2002-05-06, door: Huub Stammes, Bert Flier, Rudi Stroobants en Wouter Buist
Nieuwe column < Overzicht > Oude column
Redactie:
Vorige maand reageerde Bert Flier op een artikel in Triathlon Sport, het blad van de N.T.B., over frequenties geschreven door Frank Heldoorn: FREQUENTIE: LANGZAAM HARD OF HARD LANGZAAM?. Bert schrijft: "ik bespreek eerst de delen van het artikel van Heldoorn waarover ik van mening verschil. Daarna geef ik de frequentiebenadering van ATP weer, waarbij ik aan de hand van een aantal voorbeelden hoe je frequentie in zowel het zwemmen, fietsen als het lopen kunt trainen".

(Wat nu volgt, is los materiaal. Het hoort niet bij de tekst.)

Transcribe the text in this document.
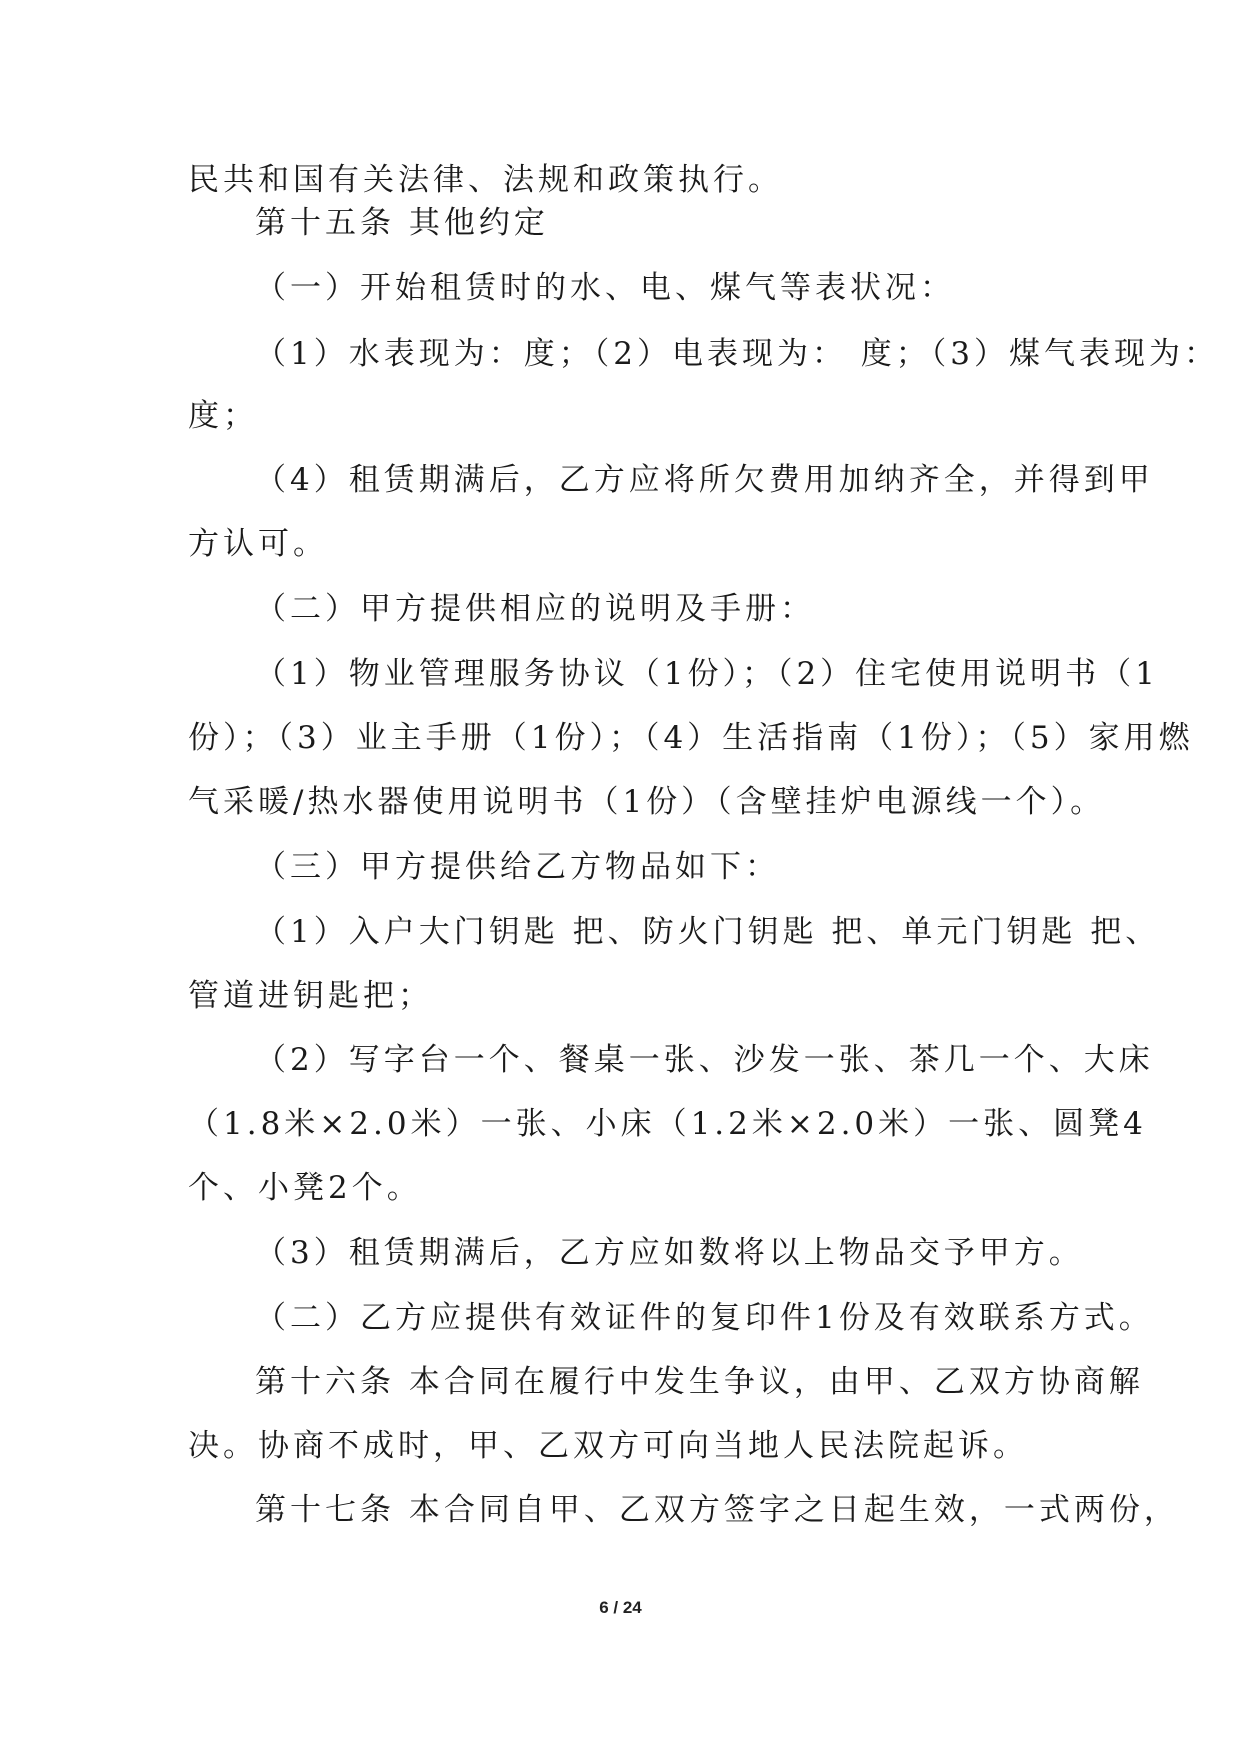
民共和国有关法律、法规和政策执行。
第十五条 其他约定
（一）开始租赁时的水、电、煤气等表状况：
（1）水表现为：度；（2）电表现为： 度；（3）煤气表现为：
度；
（4）租赁期满后，乙方应将所欠费用加纳齐全，并得到甲
方认可。
（二）甲方提供相应的说明及手册：
（1）物业管理服务协议（1份）；（2）住宅使用说明书（1
份）；（3）业主手册（1份）；（4）生活指南（1份）；（5）家用燃
气采暖/热水器使用说明书（1份）（含壁挂炉电源线一个）。
（三）甲方提供给乙方物品如下：
（1）入户大门钥匙 把、防火门钥匙 把、单元门钥匙 把、
管道进钥匙把；
（2）写字台一个、餐桌一张、沙发一张、茶几一个、大床
（1.8米×2.0米）一张、小床（1.2米×2.0米）一张、圆凳4
个、小凳2个。
（3）租赁期满后，乙方应如数将以上物品交予甲方。
（二）乙方应提供有效证件的复印件1份及有效联系方式。
第十六条 本合同在履行中发生争议，由甲、乙双方协商解
决。协商不成时，甲、乙双方可向当地人民法院起诉。
第十七条 本合同自甲、乙双方签字之日起生效，一式两份，
6 / 24
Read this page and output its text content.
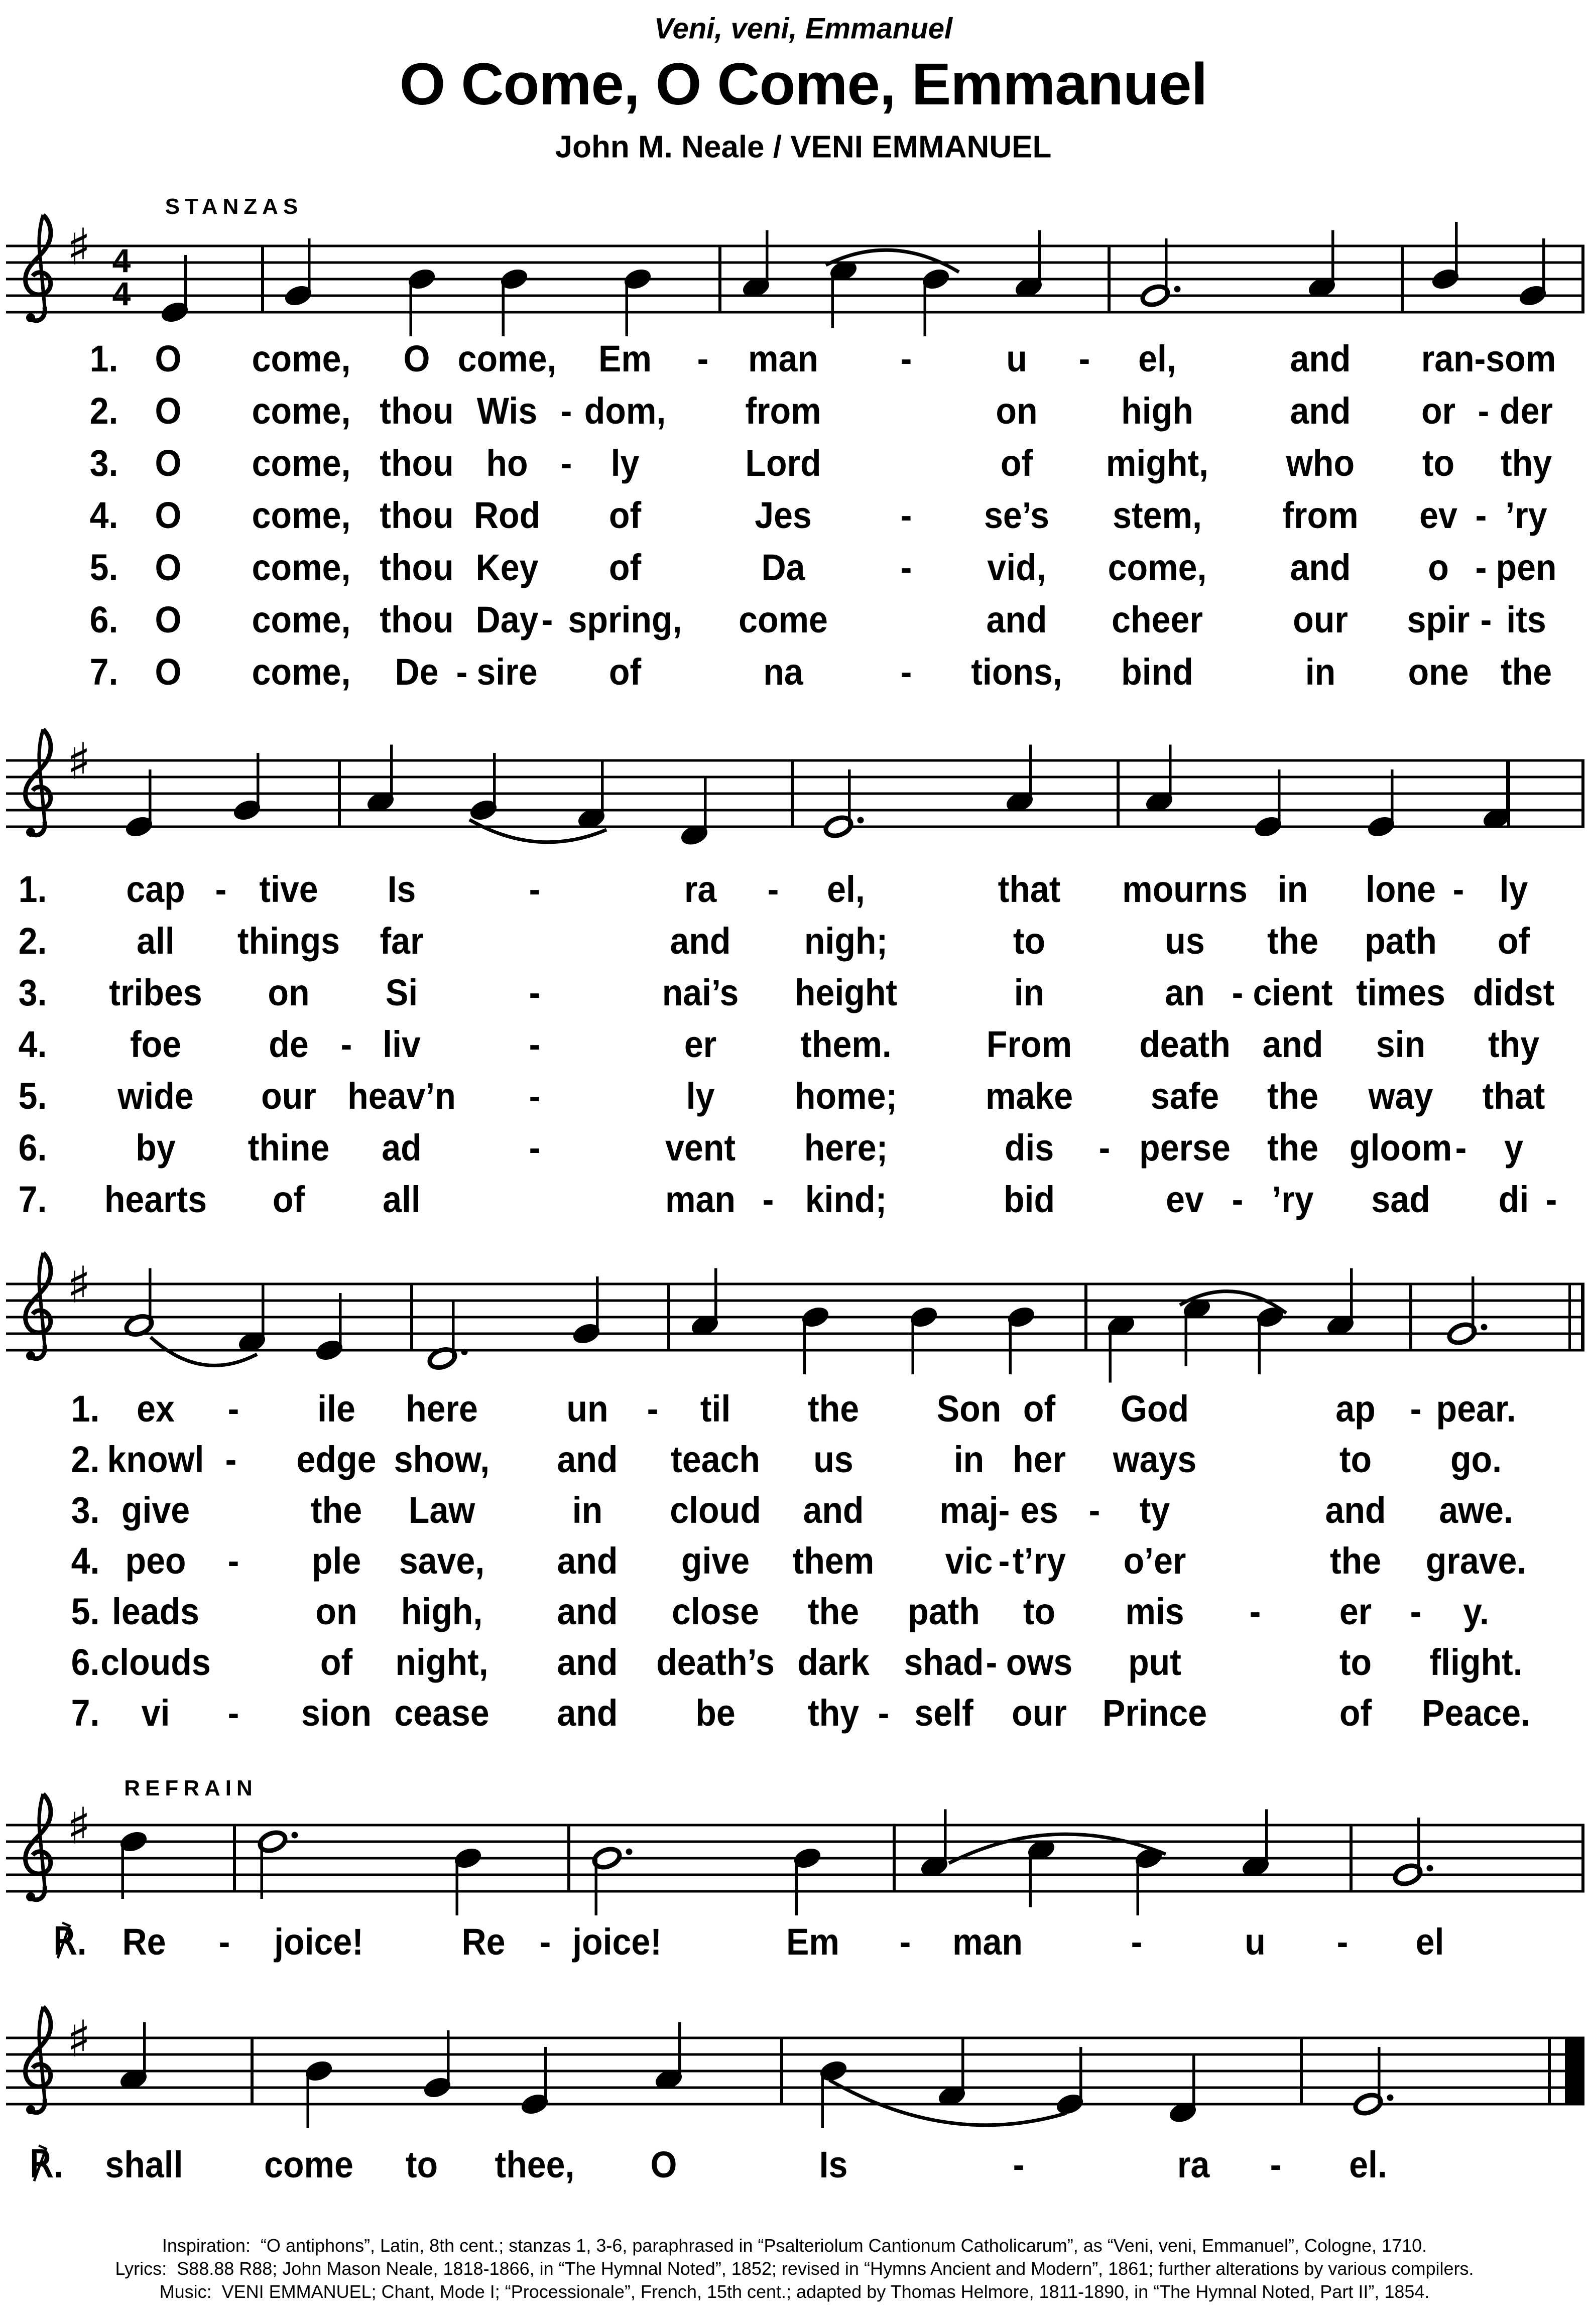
Veni, veni, Emmanuel
O Come, O Come, Emmanuel
John M. Neale / VENI EMMANUEL
STANZAS
REFRAIN
♯ 4
4
♯
♯
♯
♯
1. O come, O come, Em - man -	u - el,	and ran-som
2. O come, thou Wis - dom, from	on high	and or - der
3. O come, thou ho - ly	Lord	of might, who to thy
4. O come, thou Rod of	Jes - se’s stem, from ev - ’ry
5. O come, thou Key of	Da	- vid, come, and o - pen
6. O come, thou Day - spring, come	and cheer our spir - its
7. O come, De - sire of	na	- tions, bind	in one the
1. cap - tive Is	-	ra - el,	that mourns in lone - ly
2. all things far	and nigh;	to	us the path of
3. tribes on Si	-	nai’s height	in	an - cient times didst
4. foe de - liv	-	er them.	From death and sin thy
5. wide our heav’n -	ly home; make safe the way that
6. by thine ad	-	vent here;	dis - perse the gloom - y
7. hearts of all	man - kind;	bid	ev - ’ry sad di -
1. ex - ile here un - til the Son of God	ap - pear.
2. knowl - edge show, and teach us	in her ways	to go.
3. give	the Law	in cloud and maj - es - ty	and awe.
4. peo - ple save, and give them vic - t’ry o’er	the grave.
5. leads	on high, and close the path to mis - er - y.
6. clouds	of night, and death’s dark shad - ows put	to flight.
7. vi - sion cease and be thy - self our Prince	of Peace.
℟. Re - joice!	Re - joice!	Em - man	-	u - el
℟. shall come to thee, O	Is	-	ra - el.
Inspiration:  “O antiphons”, Latin, 8th cent.; stanzas 1, 3-6, paraphrased in “Psalteriolum Cantionum Catholicarum”, as “Veni, veni, Emmanuel”, Cologne, 1710.
Lyrics:  S88.88 R88; John Mason Neale, 1818-1866, in “The Hymnal Noted”, 1852; revised in “Hymns Ancient and Modern”, 1861; further alterations by various compilers.
Music:  VENI EMMANUEL; Chant, Mode I; “Processionale”, French, 15th cent.; adapted by Thomas Helmore, 1811-1890, in “The Hymnal Noted, Part II”, 1854.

Tijdens de bekende zaterdagochtendtrainingen in Zeist, de weken hierop volgend, bleek "Langzaam Hard of Hard Langzaam" veelal het onderwerp van discussie. Met name Huub Stammes, trouw bezoeker van deze trainingen en technische directeur van de K.N.W.U, meende met een reactie te moeten komen, waarop Bert weer heeft gemeend te moeten reageren. Vervolgens kwamen Rudi Stroobants, een bekend Belgisch triatleet en tevens trainer, en Wouter Buist, bewegingswetenschapper en triatleet, eveneens tot een reactie, terwijl Ronald Boers vanuit Italië heeft laten weten eveneens graag te willen reageren. Gezien de "zwaarte" van het artikel en de reacties lijkt het de redactie van belang om hiervoor in de komende maanden nog enige ruimte beschikbaar te stellen. Derhalve wordt ieders reactie, uiteraard in redelijkheid, omtrent dit onderwerp geplaatst.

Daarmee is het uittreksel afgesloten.